Artificial intelligence has overtaken all other forces shaping application security, according to a major new industry study that shows organisations racing to secure AI-generated code while responding to growing regulatory pressure.
The 16th edition of the Building Security In Maturity Model (BSIMM), released by Black Duck, analysed real-world software security practices across 111 organisations worldwide, covering more than 91,000 applications developed by 223,000 developers. It is the largest and longest-running study of its kind, offering a data-driven view of how application security programmes are evolving in 2026.
For the first time in BSIMM’s 16-year history, AI has emerged as the single most influential factor reshaping security priorities. Organisations are now grappling with a dual challenge: securing AI-powered development tools such as large language model (LLM) coding assistants, while defending against increasingly sophisticated AI-enabled attacks.
AI-generated code introduces new security risks
The report highlights growing concern that AI-generated code, while often appearing polished and production-ready, can conceal serious security flaws. As a result, organisations are introducing new controls specifically designed to manage AI-related risk.
BSIMM16 found a 12% increase in organisations using risk-ranking methods to determine where LLM-generated code can safely be deployed, alongside a 10% rise in teams applying custom security rules to automated code review tools to detect vulnerabilities unique to AI-generated code.
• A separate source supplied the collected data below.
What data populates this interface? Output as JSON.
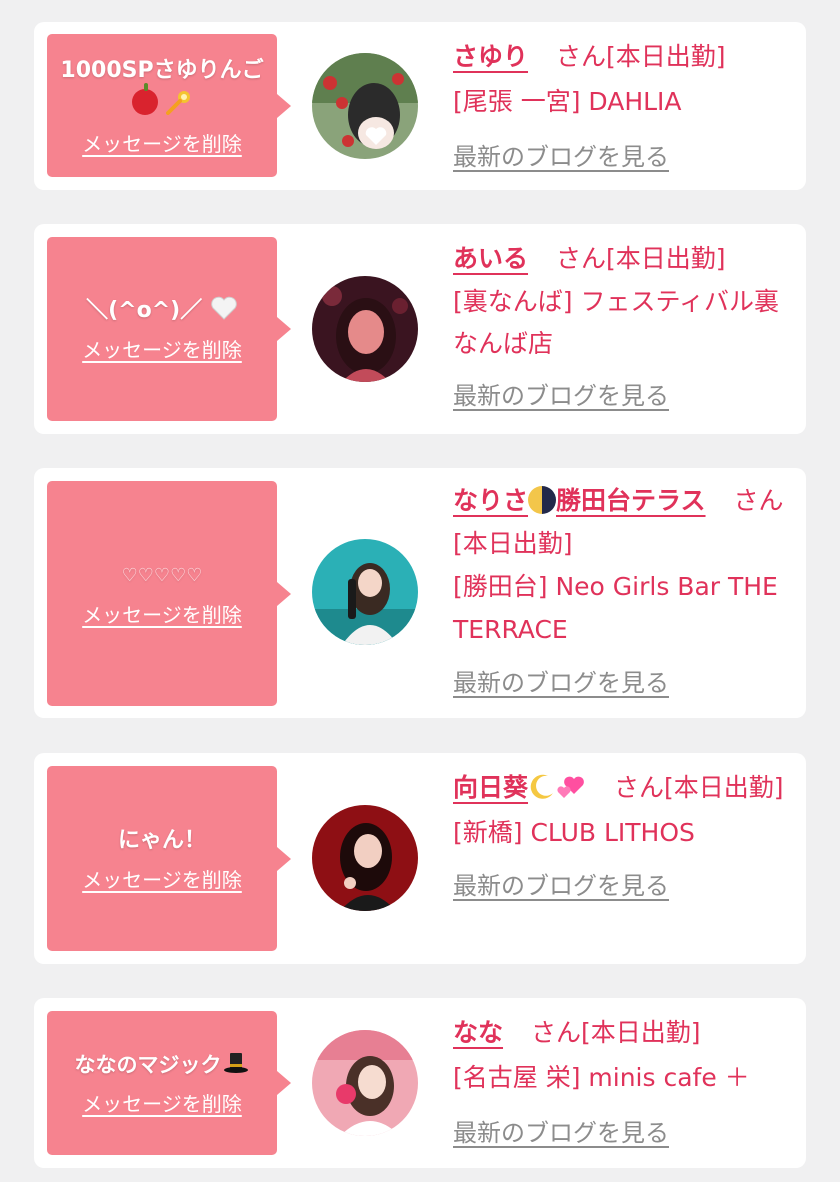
{
  "messages": [
    {
      "bubble_text": "1000SPさゆりんご",
      "bubble_icons": [
        "apple-icon",
        "sparkle-icon"
      ],
      "delete_label": "メッセージを削除",
      "name": "さゆり",
      "san": "さん",
      "status": "[本日出勤]",
      "shop": "[尾張 一宮] DAHLIA",
      "blog_label": "最新のブログを見る"
    },
    {
      "bubble_text": "＼(^o^)／",
      "bubble_icons": [
        "white-heart-icon"
      ],
      "delete_label": "メッセージを削除",
      "name": "あいる",
      "san": "さん",
      "status": "[本日出勤]",
      "shop": "[裏なんば] フェスティバル裏なんば店",
      "blog_label": "最新のブログを見る"
    },
    {
      "bubble_text": "♡♡♡♡♡",
      "bubble_icons": [],
      "delete_label": "メッセージを削除",
      "name_prefix": "なりさ",
      "name_suffix": "勝田台テラス",
      "name_icons": [
        "half-moon-icon"
      ],
      "san": "さん",
      "status": "[本日出勤]",
      "shop": "[勝田台] Neo Girls Bar THE TERRACE",
      "blog_label": "最新のブログを見る"
    },
    {
      "bubble_text": "にゃん！",
      "bubble_icons": [],
      "delete_label": "メッセージを削除",
      "name": "向日葵",
      "name_icons": [
        "crescent-moon-icon",
        "two-hearts-icon"
      ],
      "san": "さん",
      "status": "[本日出勤]",
      "shop": "[新橋] CLUB LITHOS",
      "blog_label": "最新のブログを見る"
    },
    {
      "bubble_text": "ななのマジック",
      "bubble_icons": [
        "top-hat-icon"
      ],
      "delete_label": "メッセージを削除",
      "name": "なな",
      "san": "さん",
      "status": "[本日出勤]",
      "shop": "[名古屋 栄] minis cafe ＋",
      "blog_label": "最新のブログを見る"
    }
  ],
  "colors": {
    "background": "#f0f0f1",
    "card": "#ffffff",
    "bubble": "#f6838f",
    "accent": "#e0325a",
    "link_gray": "#8c8c8c"
  }
}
There was also a 10% increase in the use of attack intelligence to track emerging AI-related threats.
Rather than relying on trust in AI tools, security teams are increasingly embedding automated checks and governance mechanisms into the software development lifecycle to compensate for the limitations of AI-assisted coding.
Regulation accelerates security investment
Alongside AI, government regulation is a powerful driver of change. New and emerging mandates, including the EU Cyber Resilience Act and U.S. federal software security requirements, are forcing organisations to strengthen software supply chain visibility and improve their ability to demonstrate compliance.
The study reports a near-30% increase in organisations producing software bills of materials (SBOMs) for deployed software, reflecting growing demands for transparency into software components. Automated verification of infrastructure security increased by more than 50%, while processes for responsible vulnerability disclosure grew by over 40%, indicating a shift toward more structured, auditable security operations.
These changes suggest that regulatory compliance is no longer treated as a checkbox exercise, but as a catalyst for long-term improvements in application security maturity.
Supply chain security moves centre stage
BSIMM16 also shows organisations expanding their focus beyond internally developed code to address risk across the wider software supply chain. Increased use of third-party components, open source software, and AI-assisted development has heightened the need for standardisation and visibility.
The report observed a more than 40% rise in organisations establishing standardised technology stacks, as well as continued growth in SBOM adoption, signalling that supply chain security is becoming a core element of application security programmes rather than a specialist concern.
Security training adapts to modern development
Traditional security training approaches are also evolving. Lengthy classroom-based courses are increasingly being replaced by just-in-time, role-specific guidance delivered directly within developer workflows.
BSIMM16 recorded a 29% increase in organisations providing security expertise via open collaboration channels, allowing developers to access immediate support when security questions arise. This shift reflects the realities of agile development environments, where short, targeted guidance is often more effective than formal training sessions.
Framework stability signals maturity
Notably, BSIMM16 introduces no changes to the framework structure for the first time since the model was created. While many individual security activities showed significant growth, none shifted sufficiently to warrant reclassification.
According to the report’s authors, this stability signals that application security as a discipline has reached a level of structural maturity, even as AI, regulation, and supply chain complexity continue to reshape how organisations implement security in practice.
As organisations navigate an increasingly AI-driven development landscape, BSIMM16 provides a snapshot of how leading security teams are adapting, offering a benchmark for others seeking to balance innovation, compliance, and risk management in modern software environments.